Dari dataran tinggi yang sunyi,
di antara kebun-kebun kopi
yang akarnya mencengkeram ingatan leluhur,
saya mendengar sesuatu yang tidak diucapkan—
suara tanah
yang lelah dipijak tanpa didengar.

Puisi ini bukan lahir dari kemarahan,
melainkan dari rasa yang terlalu dalam
untuk disebut sekadar sedih.

Ia seperti Danau Lut Tawar
yang tampak tenang di permukaan,
namun menyimpan kedalaman
yang tidak bisa dijangkau mata.

Kepada Prabowo Subianto,
saya tidak mengirim kata-kata,
melainkan gema.

Gema dari gunung-gunung
yang menyimpan sumpah lama:
bahwa manusia diciptakan bukan untuk berkuasa,
tetapi untuk menjaga.

Di tanah Gayo, kami belajar
bahwa kopi tidak pernah berbohong.
Ia pahit jika memang pahit,
dan harum jika dirawat dengan sabar.

Mengapa kekuasaan tidak bisa seperti itu?

Puisi ini saya tulis
seperti petani menanam di lereng:
tanpa jaminan panen,
namun dengan keyakinan
bahwa bumi tidak pernah mengkhianati usaha yang jujur.

Di pagi hari, kabut turun
seolah Tuhan ingin mengingatkan:
bahwa yang terlihat belum tentu yang sejati,
dan yang tersembunyi
sering kali lebih dekat kepada kebenaran.

Saya melihat negeri ini
seperti ladang yang terlalu sering dipanen
tanpa sempat dipulihkan.

Rakyat menjadi tanah—
yang terus memberi,
meski sering dilupakan untuk dirawat.

Puisi ini bukan tuduhan.
Ia adalah cermin dari embun:
jernih,
diam,
tetapi memantulkan wajah siapa pun
yang berani mendekat.

Saya tidak berteriak,
karena di gunung, suara keras hanya akan kembali
sebagai gema yang sama.

Saya memilih sunyi,
sebab dalam sunyi
kita tidak bisa berbohong kepada diri sendiri.

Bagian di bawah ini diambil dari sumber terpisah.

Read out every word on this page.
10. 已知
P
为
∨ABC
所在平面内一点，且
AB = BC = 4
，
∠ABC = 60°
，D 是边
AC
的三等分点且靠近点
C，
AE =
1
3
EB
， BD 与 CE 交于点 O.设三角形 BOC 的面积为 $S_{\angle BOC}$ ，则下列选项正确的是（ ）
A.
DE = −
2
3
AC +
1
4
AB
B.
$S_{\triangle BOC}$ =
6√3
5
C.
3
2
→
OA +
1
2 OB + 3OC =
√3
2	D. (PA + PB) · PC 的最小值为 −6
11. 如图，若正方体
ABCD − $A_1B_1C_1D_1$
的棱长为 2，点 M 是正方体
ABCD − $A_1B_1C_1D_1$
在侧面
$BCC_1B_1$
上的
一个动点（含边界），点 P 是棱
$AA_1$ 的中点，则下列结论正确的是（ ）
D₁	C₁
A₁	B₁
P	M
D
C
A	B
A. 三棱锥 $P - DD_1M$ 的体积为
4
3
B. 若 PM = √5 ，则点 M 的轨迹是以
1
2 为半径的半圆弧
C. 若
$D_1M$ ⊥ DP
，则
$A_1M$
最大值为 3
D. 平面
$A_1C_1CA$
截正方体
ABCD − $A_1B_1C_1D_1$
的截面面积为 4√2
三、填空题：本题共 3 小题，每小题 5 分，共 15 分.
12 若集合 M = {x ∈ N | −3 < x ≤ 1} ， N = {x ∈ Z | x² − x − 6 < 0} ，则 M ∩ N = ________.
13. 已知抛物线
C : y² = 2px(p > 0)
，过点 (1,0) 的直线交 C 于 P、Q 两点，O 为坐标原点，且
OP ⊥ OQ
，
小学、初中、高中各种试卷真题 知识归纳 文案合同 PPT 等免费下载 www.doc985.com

Jika kekuasaan adalah perjalanan,
maka ia seperti mendaki puncak Burni Telong:
semakin tinggi engkau melangkah,
semakin tipis udara kesadaran—
dan semakin mudah lupa
pada mereka yang tinggal di bawah.

Puisi ini adalah pengingat
bahwa setiap langkah ke atas
harus diimbangi dengan kerendahan hati ke dalam.

Sebab tanah Gayo mengajarkan:
yang tinggi tanpa akar
akan tumbang oleh angin yang paling kecil.

Saya menulis ini sebagai zikir—
bukan zikir yang dilafalkan dengan suara,
tetapi zikir yang ditanam dalam kata.

Agar setiap bait
menjadi biji yang suatu hari tumbuh
menjadi kesadaran.

Dan jika puisi ini sampai,
biarlah ia dibaca
seperti orang membaca tanda-tanda alam:
tidak tergesa,
tidak sombong,
dan tidak merasa paling tahu.

Sebab pada akhirnya,
kita semua akan kembali
seperti kabut yang naik dari danau—
hilang dari pandangan,
namun tetap tercatat
dalam rahasia Tuhan.

Saya menulis puisi ini
karena saya percaya:

selama tanah masih menyimpan doa,
selama kopi masih diseduh dengan sabar,
dan selama manusia masih mau menundukkan hati—

negeri ini belum benar-benar kehilangan arah.